I nostri bambini saranno defraudati di questo lieto evento, un tempo tanto atteso, la sorpresa di vedere al mattino i doni ricevuti e….pure un piccolo pezzo di carbone per ricordare che non bisognava fare capricci ed essere buoni. Da anni, ormai, vi è l’albero di Natale, però cristiano ma non cattolico, importato dall’America. E’ pure bello preparare un albero con stelle filanti, oggettini di vetro e trovare accanto dei regali, però non è la stessa emozione che si prova con il presepe. Molti, anzi moltissimi genitori preparano sia il presepe che l’albero per i loro piccoli, non tutti hanno dimenticato le nostre tradizioni, per fortuna.

Ma, ora, impossibile andare a comperare delle statuine per rinnovare quelle vecchie, sciupate, anche rotte. Non sono più in vendita!!!

E per quale motivo? Per non urtare la suscettibilità degli islamici!

La Rinascente, la Standa e l’Oviesse e altri colossi della grande distribuzione non espongono, ne vendono più le statuine natalizie.

Intervistato il direttore della Rinascente da un settimanale ha risposto: “ per non urtare la suscettibilità dei clienti”.

Bene, benissimo. Noi italiani siamo stati da anni clienti dei grandi magazzini ma, evidentemente, preferiscono clientela particolare, ovvero i musulmani, perché solo loro non accettano la nostra cultura, le nostre tradizioni, mentre altre comunità come ebrei, buddisti, protestanti non si sono mai offesi per il nostro Santo Natale.

La parola d’ordine, ora, è boicottare questi grandi magazzini e a Milano lo stanno già facendo.

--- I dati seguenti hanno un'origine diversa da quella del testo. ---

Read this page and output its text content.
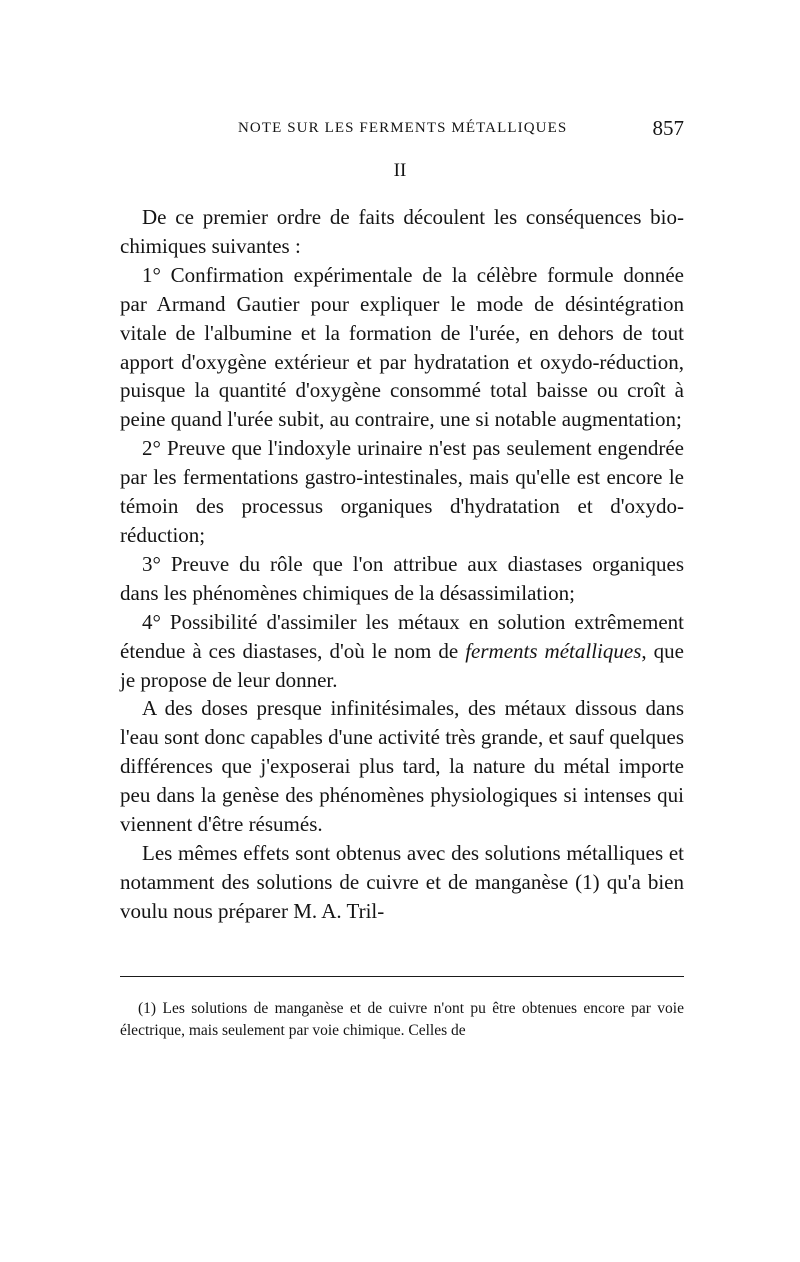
NOTE SUR LES FERMENTS MÉTALLIQUES	857
II

De ce premier ordre de faits découlent les conséquences bio-chimiques suivantes :

1° Confirmation expérimentale de la célèbre formule donnée par Armand Gautier pour expliquer le mode de désintégration vitale de l'albumine et la formation de l'urée, en dehors de tout apport d'oxygène extérieur et par hydratation et oxydo-réduction, puisque la quantité d'oxygène consommé total baisse ou croît à peine quand l'urée subit, au contraire, une si notable augmentation;

2° Preuve que l'indoxyle urinaire n'est pas seulement engendrée par les fermentations gastro-intestinales, mais qu'elle est encore le témoin des processus organiques d'hydratation et d'oxydo-réduction;

3° Preuve du rôle que l'on attribue aux diastases organiques dans les phénomènes chimiques de la désassimilation;

4° Possibilité d'assimiler les métaux en solution extrêmement étendue à ces diastases, d'où le nom de ferments métalliques, que je propose de leur donner.

A des doses presque infinitésimales, des métaux dissous dans l'eau sont donc capables d'une activité très grande, et sauf quelques différences que j'exposerai plus tard, la nature du métal importe peu dans la genèse des phénomènes physiologiques si intenses qui viennent d'être résumés.

Les mêmes effets sont obtenus avec des solutions métalliques et notamment des solutions de cuivre et de manganèse (1) qu'a bien voulu nous préparer M. A. Tril-

(1) Les solutions de manganèse et de cuivre n'ont pu être obtenues encore par voie électrique, mais seulement par voie chimique. Celles de
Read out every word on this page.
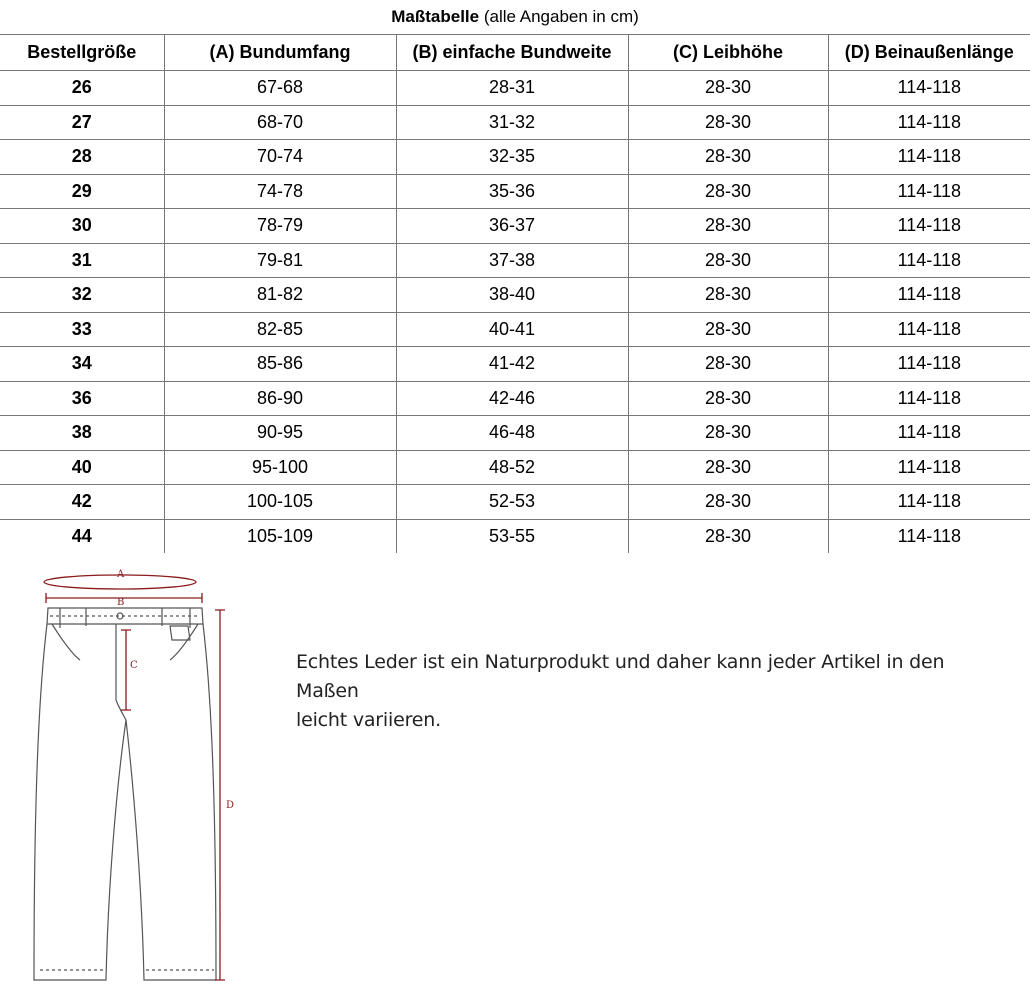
Maßtabelle (alle Angaben in cm)				
Bestellgröße	(A) Bundumfang	(B) einfache Bundweite	(C) Leibhöhe	(D) Beinaußenlänge
26	67-68	28-31	28-30	114-118
27	68-70	31-32	28-30	114-118
28	70-74	32-35	28-30	114-118
29	74-78	35-36	28-30	114-118
30	78-79	36-37	28-30	114-118
31	79-81	37-38	28-30	114-118
32	81-82	38-40	28-30	114-118
33	82-85	40-41	28-30	114-118
34	85-86	41-42	28-30	114-118
36	86-90	42-46	28-30	114-118
38	90-95	46-48	28-30	114-118
40	95-100	48-52	28-30	114-118
42	100-105	52-53	28-30	114-118
44	105-109	53-55	28-30	114-118
A
B
C
D
Echtes Leder ist ein Naturprodukt und daher kann jeder Artikel in den Maßen
leicht variieren.
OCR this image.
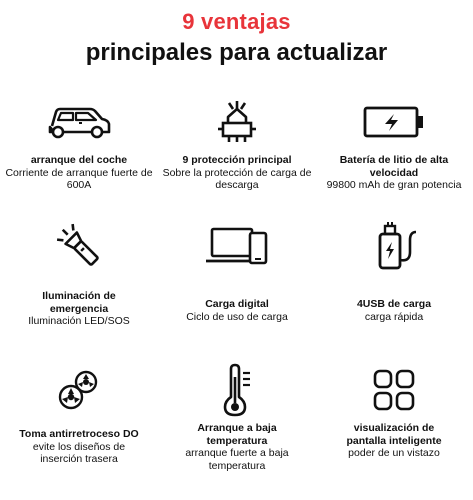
9 ventajas
principales para actualizar
arranque del coche
Corriente de arranque fuerte de 600A
9 protección principal
Sobre la protección de carga de descarga
Batería de litio de alta velocidad
99800 mAh de gran potencia
Iluminación de emergencia
Iluminación LED/SOS
Carga digital
Ciclo de uso de carga
4USB de carga
carga rápida
Toma antirretroceso DO
evite los diseños de inserción trasera
Arranque a baja temperatura
arranque fuerte a baja temperatura
visualización de pantalla inteligente
poder de un vistazo
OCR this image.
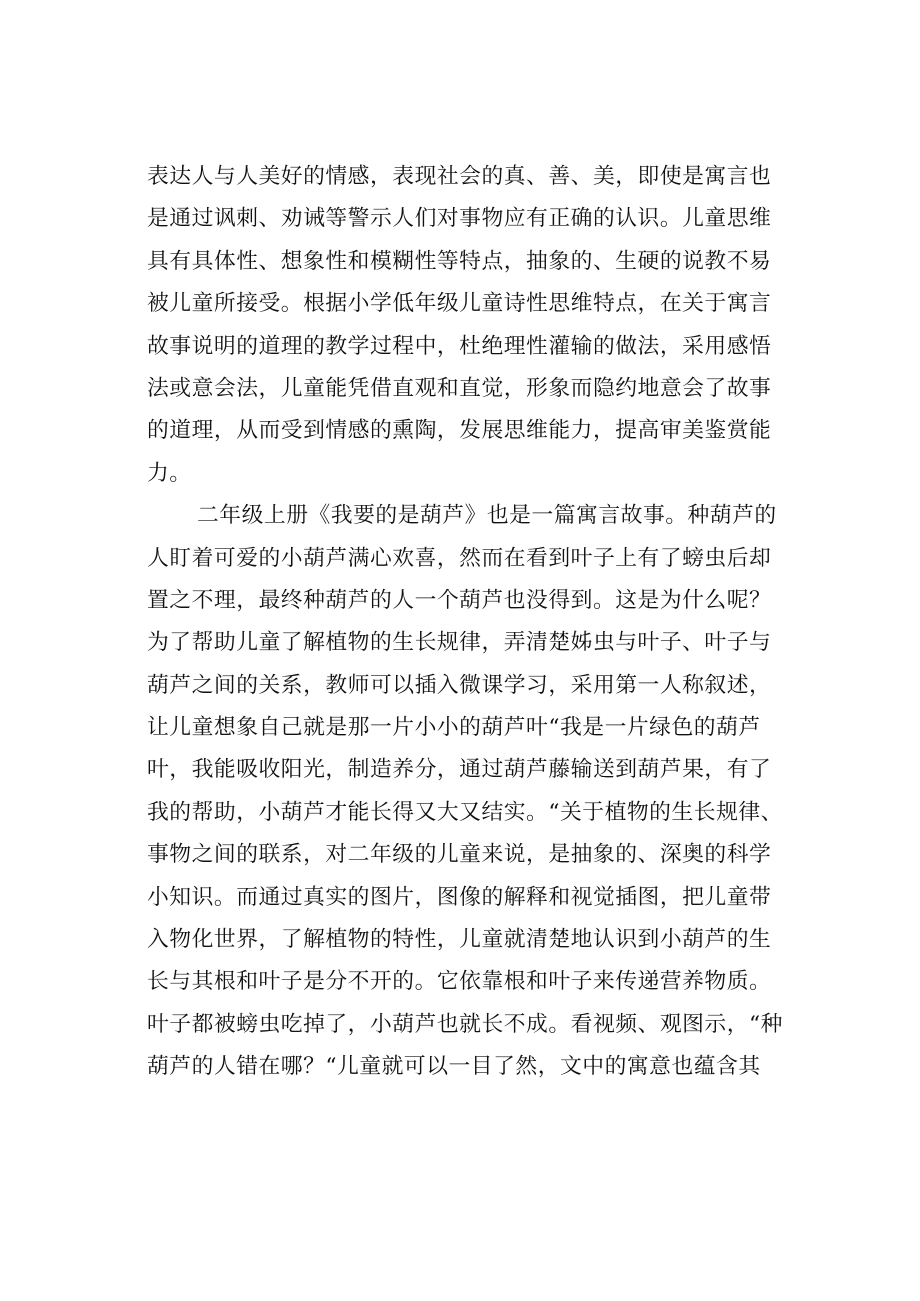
表达人与人美好的情感，表现社会的真、善、美，即使是寓言也
是通过讽刺、劝诫等警示人们对事物应有正确的认识。儿童思维
具有具体性、想象性和模糊性等特点，抽象的、生硬的说教不易
被儿童所接受。根据小学低年级儿童诗性思维特点，在关于寓言
故事说明的道理的教学过程中，杜绝理性灌输的做法，采用感悟
法或意会法，儿童能凭借直观和直觉，形象而隐约地意会了故事
的道理，从而受到情感的熏陶，发展思维能力，提高审美鉴赏能
力。
二年级上册《我要的是葫芦》也是一篇寓言故事。种葫芦的
人盯着可爱的小葫芦满心欢喜，然而在看到叶子上有了螃虫后却
置之不理，最终种葫芦的人一个葫芦也没得到。这是为什么呢？
为了帮助儿童了解植物的生长规律，弄清楚姊虫与叶子、叶子与
葫芦之间的关系，教师可以插入微课学习，采用第一人称叙述，
让儿童想象自己就是那一片小小的葫芦叶“我是一片绿色的葫芦
叶，我能吸收阳光，制造养分，通过葫芦藤输送到葫芦果，有了
我的帮助，小葫芦才能长得又大又结实。“关于植物的生长规律、
事物之间的联系，对二年级的儿童来说，是抽象的、深奥的科学
小知识。而通过真实的图片，图像的解释和视觉插图，把儿童带
入物化世界，了解植物的特性，儿童就清楚地认识到小葫芦的生
长与其根和叶子是分不开的。它依靠根和叶子来传递营养物质。
叶子都被螃虫吃掉了，小葫芦也就长不成。看视频、观图示，“种
葫芦的人错在哪？“儿童就可以一目了然，文中的寓意也蕴含其
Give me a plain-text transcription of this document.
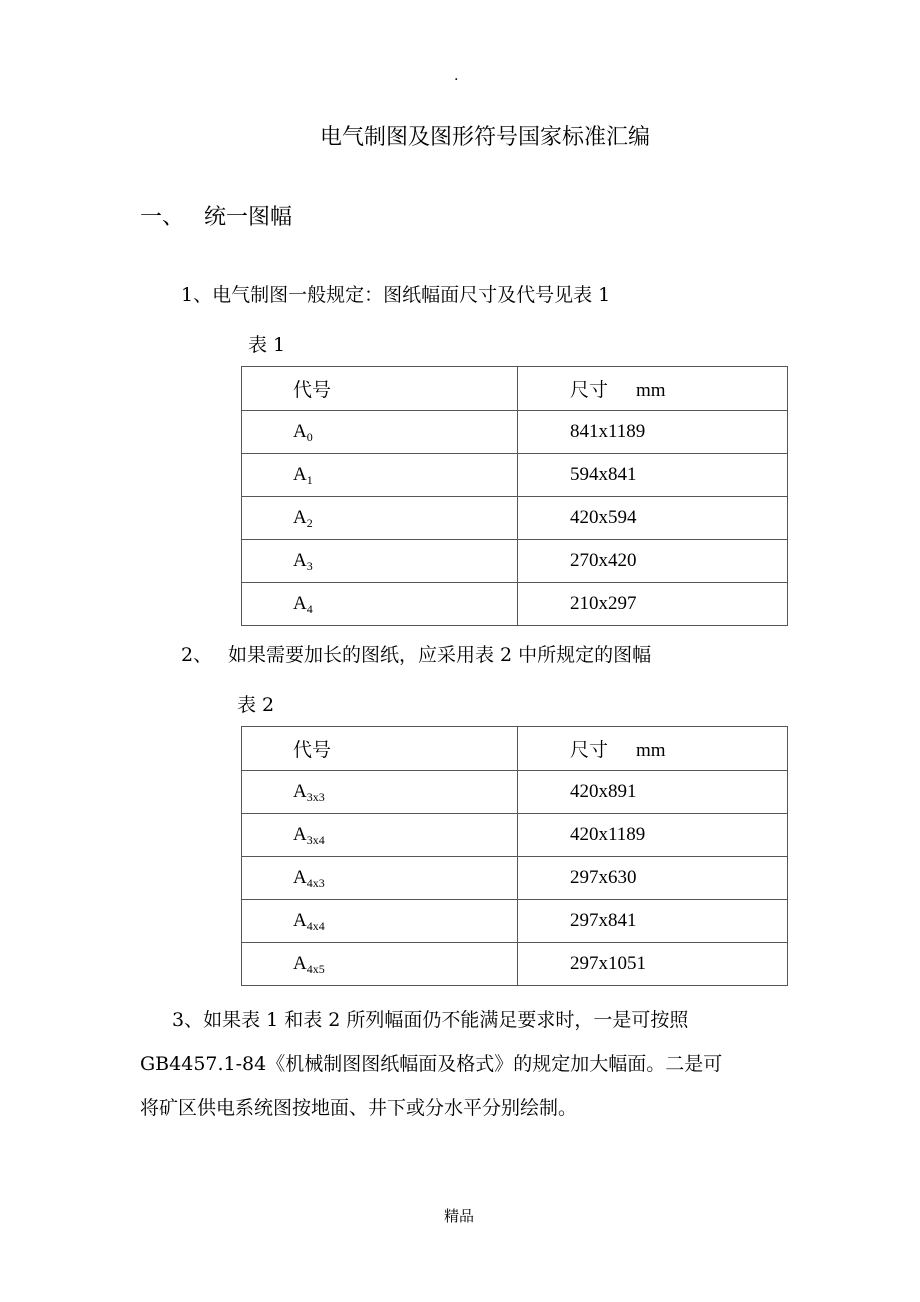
.
电气制图及图形符号国家标准汇编
一、 统一图幅
1、电气制图一般规定：图纸幅面尺寸及代号见表 1
表 1
代号	尺寸 mm
$A_0$	841x1189
$A_1$	594x841
$A_2$	420x594
$A_3$	270x420
$A_4$	210x297
2、 如果需要加长的图纸，应采用表 2 中所规定的图幅
表 2
代号	尺寸 mm
$A_{3x3}$	420x891
$A_{3x4}$	420x1189
$A_{4x3}$	297x630
$A_{4x4}$	297x841
$A_{4x5}$	297x1051
3、如果表 1 和表 2 所列幅面仍不能满足要求时，一是可按照
GB4457.1-84《机械制图图纸幅面及格式》的规定加大幅面。二是可
将矿区供电系统图按地面、井下或分水平分别绘制。
精品
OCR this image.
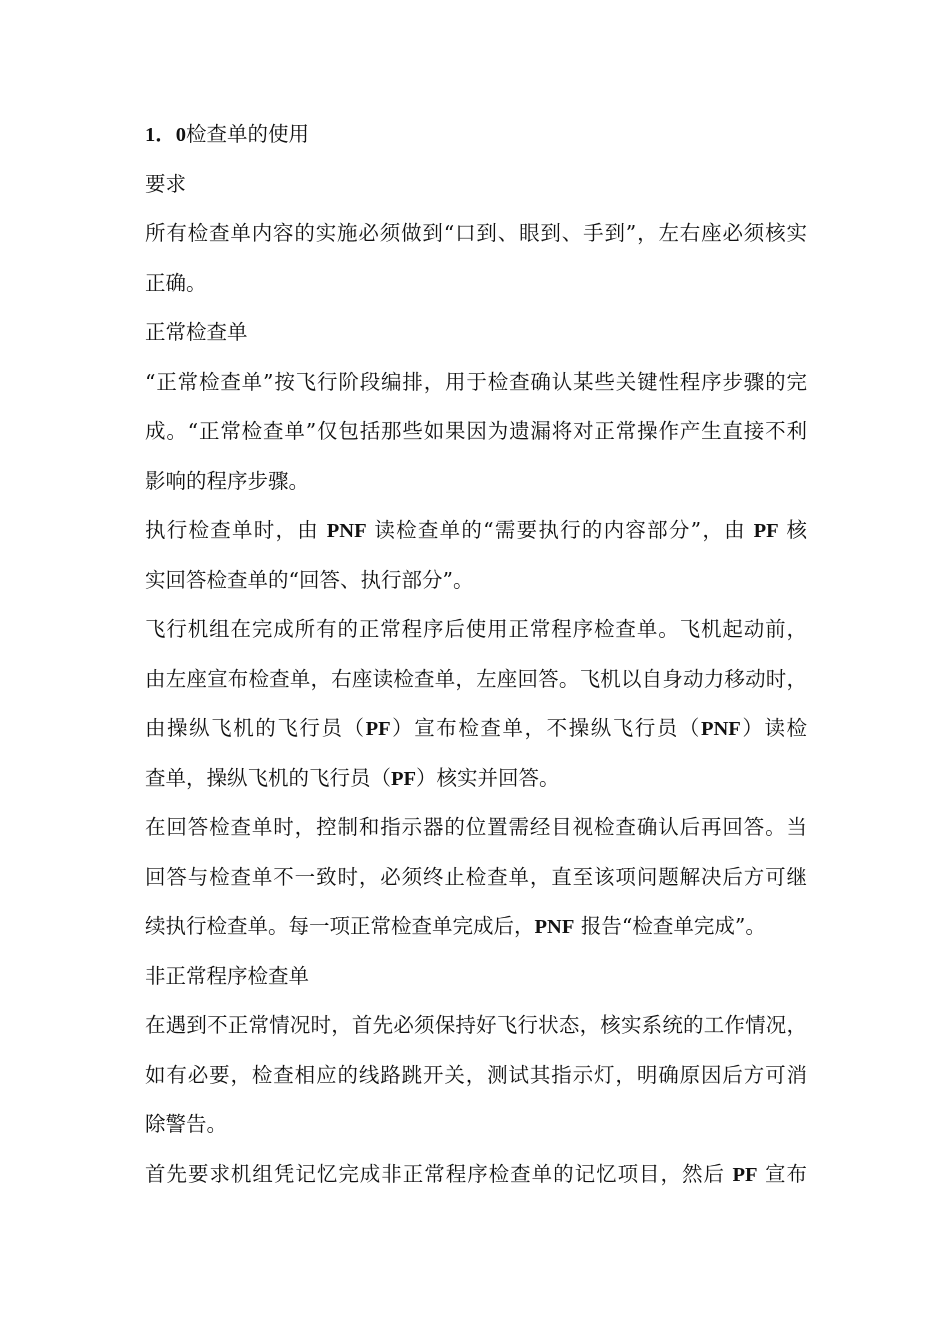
1．0检查单的使用
要求
所有检查单内容的实施必须做到“口到、眼到、手到”，左右座必须核实
正确。
正常检查单
“正常检查单”按飞行阶段编排，用于检查确认某些关键性程序步骤的完
成。“正常检查单”仅包括那些如果因为遗漏将对正常操作产生直接不利
影响的程序步骤。
执行检查单时，由 PNF 读检查单的“需要执行的内容部分”，由 PF 核
实回答检查单的“回答、执行部分”。
飞行机组在完成所有的正常程序后使用正常程序检查单。飞机起动前，
由左座宣布检查单，右座读检查单，左座回答。飞机以自身动力移动时，
由操纵飞机的飞行员（PF）宣布检查单，不操纵飞行员（PNF）读检
查单，操纵飞机的飞行员（PF）核实并回答。
在回答检查单时，控制和指示器的位置需经目视检查确认后再回答。当
回答与检查单不一致时，必须终止检查单，直至该项问题解决后方可继
续执行检查单。每一项正常检查单完成后，PNF 报告“检查单完成”。
非正常程序检查单
在遇到不正常情况时，首先必须保持好飞行状态，核实系统的工作情况，
如有必要，检查相应的线路跳开关，测试其指示灯，明确原因后方可消
除警告。
首先要求机组凭记忆完成非正常程序检查单的记忆项目，然后 PF 宣布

Decine di cittadini e intellettuali all’ingresso della Rinascente hanno chiesto che siano rimesse in vendita le statuine con lo slogan: “ No presepe? No Rinascente” e hanno cambiato direzione.

In piazza del Duomo è stata inscenata una protesta da “ S.o.S. Italia” con la distribuzione di volantini con su scritto: “ Non si cedono pezzi fondamentali della nostra tradizione per favorire gli islamici”. Boicottiamo la Rinascente”.

I passanti incuriositi, appena hanno saputo delle nuove norme, hanno detto: “ Se è così non vengo più a comprare” e hanno proseguito verso San Babila.

“E’ scandaloso” ha commentato un signore sulla cinquantina, “ se continuiamo così chissà dove andremo a finire”.

Nelle scuole materne Gesù è stato espulso, niente presepe e nulla che faccia ricordare il santo Natale. Parecchi genitori si sono recati a protestare e si sono sentiti rispondere che il Natale sarà ricordato solo con cori in lingua inglese, niente recite, messe e preghiere…..sempre per non urtare la suscettibilità dei musulmani.

Pare, ma non è certo, che in alcune chiese il presepe non sarà preparato.

Ma cosa siamo divenuti noi italiani che ci dobbiamo sottomettere a degli immigrati che oltre a non rispettarci ci proibiscono persino di festeggiare il nostro Natale?

E poi si continua a parlare di integrazione! Tra poco saremo relegati in un ghetto per non contaminare chi ha fatto della nostra Italia la loro patria.

L’odio chiama odio e non per colpa nostra, ma per chi ci sta derubando della nostra cultura, della nostra religione, della nostra vita.

Quando un popolo è stanco di subire, di essere continuamente prevaricato, attenti, la ritorsione non sarà all’acqua di rose!